Emerging-markets fund manager Ashmore narrows outflows for the second consecutive quarter, signaling an improvement in investor sentiment toward developing economies. The London-listed asset manager reported net redemptions of $300 million for the quarter ending September 30, a notable improvement from $800 million in the previous quarter.
Total assets under management climbed to $48.7 billion, up from $47.6 billion in June, driven by positive investment performance and moderating client withdrawals. CEO Mark Coombs highlighted a clear shift among global investors from overvalued U.S. assets to emerging markets, where valuations and yields remain compelling.
Emerging Markets Regaining Traction
Ashmore’s rebound aligns with a broader shift in investor appetite for risk-adjusted returns. Many emerging economies—particularly those in Latin America and Asia—have stabilized inflation and interest rates more quickly than developed markets, creating favorable entry points for both equity and fixed-income investors.
The company’s local-currency and sovereign debt funds saw the strongest resilience, supported by improving macroeconomic stability and a softer U.S. dollar. Inflows were particularly visible in markets with credible monetary policy frameworks and fiscal discipline, such as Brazil, India, and Indonesia.
Key Drivers Behind Reduced Outflows
- Improved market performance: Stronger EM debt and equity returns helped offset redemptions.
- Valuation opportunities: EM assets remain priced below long-term averages relative to the U.S. and Europe.
- Diversification flows: Institutional investors are reallocating away from U.S. exposure amid policy uncertainty.
- Active management appeal: Ashmore’s selective approach to country and currency exposure improved portfolio resilience.

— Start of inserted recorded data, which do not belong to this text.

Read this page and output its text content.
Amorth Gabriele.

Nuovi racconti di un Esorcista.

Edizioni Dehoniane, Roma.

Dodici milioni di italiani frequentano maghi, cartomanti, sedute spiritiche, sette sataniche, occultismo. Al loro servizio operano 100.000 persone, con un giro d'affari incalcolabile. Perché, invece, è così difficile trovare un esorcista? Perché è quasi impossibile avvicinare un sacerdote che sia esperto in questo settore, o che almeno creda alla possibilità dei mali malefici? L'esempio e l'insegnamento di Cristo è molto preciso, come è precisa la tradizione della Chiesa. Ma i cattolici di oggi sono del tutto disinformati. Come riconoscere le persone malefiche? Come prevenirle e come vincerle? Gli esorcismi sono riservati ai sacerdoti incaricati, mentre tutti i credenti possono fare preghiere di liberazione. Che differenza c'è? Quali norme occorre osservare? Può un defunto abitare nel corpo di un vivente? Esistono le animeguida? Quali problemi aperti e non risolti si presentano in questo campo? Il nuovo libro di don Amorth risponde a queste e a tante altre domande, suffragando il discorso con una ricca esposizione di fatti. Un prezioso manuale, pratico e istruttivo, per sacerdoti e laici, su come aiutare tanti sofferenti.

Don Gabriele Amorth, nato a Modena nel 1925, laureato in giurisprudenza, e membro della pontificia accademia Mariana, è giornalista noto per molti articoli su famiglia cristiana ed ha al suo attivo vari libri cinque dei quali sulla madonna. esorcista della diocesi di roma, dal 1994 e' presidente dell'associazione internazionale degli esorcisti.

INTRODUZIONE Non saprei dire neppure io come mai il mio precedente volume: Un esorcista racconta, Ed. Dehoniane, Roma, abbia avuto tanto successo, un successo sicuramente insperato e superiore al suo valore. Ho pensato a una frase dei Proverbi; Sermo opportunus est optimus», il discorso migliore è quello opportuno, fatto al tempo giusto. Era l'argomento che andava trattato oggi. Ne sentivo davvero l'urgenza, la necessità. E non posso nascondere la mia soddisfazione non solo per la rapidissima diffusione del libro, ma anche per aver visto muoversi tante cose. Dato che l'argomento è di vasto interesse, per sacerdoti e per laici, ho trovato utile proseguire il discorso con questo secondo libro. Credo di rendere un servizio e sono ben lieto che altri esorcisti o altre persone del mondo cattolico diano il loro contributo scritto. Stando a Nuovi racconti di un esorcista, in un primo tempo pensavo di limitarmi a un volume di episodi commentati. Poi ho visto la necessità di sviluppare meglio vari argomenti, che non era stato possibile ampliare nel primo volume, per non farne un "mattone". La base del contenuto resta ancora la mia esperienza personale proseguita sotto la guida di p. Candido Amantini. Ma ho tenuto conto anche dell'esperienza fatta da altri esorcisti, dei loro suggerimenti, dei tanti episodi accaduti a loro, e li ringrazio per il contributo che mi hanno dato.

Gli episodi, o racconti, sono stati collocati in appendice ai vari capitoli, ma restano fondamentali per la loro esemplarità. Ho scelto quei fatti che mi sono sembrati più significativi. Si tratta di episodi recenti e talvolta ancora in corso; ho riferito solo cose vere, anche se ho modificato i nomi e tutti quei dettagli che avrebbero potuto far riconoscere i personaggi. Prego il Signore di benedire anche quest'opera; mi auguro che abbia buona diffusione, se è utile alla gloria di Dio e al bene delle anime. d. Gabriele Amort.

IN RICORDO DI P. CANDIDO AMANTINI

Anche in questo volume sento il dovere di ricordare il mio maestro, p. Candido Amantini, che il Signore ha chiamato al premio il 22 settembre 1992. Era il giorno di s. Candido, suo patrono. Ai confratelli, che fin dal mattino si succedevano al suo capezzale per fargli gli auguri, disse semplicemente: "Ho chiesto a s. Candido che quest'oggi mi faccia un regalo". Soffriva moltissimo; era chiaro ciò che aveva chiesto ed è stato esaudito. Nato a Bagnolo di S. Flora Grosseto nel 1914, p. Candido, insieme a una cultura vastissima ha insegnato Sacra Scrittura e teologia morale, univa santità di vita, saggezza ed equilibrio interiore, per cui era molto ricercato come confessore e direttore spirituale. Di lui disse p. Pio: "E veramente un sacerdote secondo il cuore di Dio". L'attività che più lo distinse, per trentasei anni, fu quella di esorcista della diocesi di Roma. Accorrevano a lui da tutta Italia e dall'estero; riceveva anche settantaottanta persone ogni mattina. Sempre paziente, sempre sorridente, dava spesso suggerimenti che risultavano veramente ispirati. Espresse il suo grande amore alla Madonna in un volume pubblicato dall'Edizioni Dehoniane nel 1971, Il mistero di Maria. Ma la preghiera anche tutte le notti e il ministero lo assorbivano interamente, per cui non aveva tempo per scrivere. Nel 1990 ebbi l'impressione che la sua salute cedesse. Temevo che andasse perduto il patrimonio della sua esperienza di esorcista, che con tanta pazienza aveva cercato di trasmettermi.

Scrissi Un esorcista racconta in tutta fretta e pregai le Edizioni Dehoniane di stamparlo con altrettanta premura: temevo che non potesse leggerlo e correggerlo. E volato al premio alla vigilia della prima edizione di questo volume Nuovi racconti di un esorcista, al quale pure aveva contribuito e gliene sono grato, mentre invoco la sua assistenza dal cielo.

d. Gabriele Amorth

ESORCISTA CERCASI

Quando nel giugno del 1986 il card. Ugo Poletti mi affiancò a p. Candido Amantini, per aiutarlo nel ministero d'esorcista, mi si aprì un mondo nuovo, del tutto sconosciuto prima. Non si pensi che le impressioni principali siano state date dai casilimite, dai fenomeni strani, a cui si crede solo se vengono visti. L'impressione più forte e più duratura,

Outlook & Strategic Priorities
While global risk appetite remains uneven, Ashmore expects its outflow trend to continue narrowing as macro fundamentals strengthen. The firm plans to deepen exposure to frontier markets, enhance alternative investment offerings, and expand client education initiatives on the role of EM exposure in diversified portfolios.
If this trajectory continues, the fact that Ashmore narrows outflows may mark an inflection point—positioning the firm to benefit from renewed confidence in emerging-market growth and capital inflows in 2026.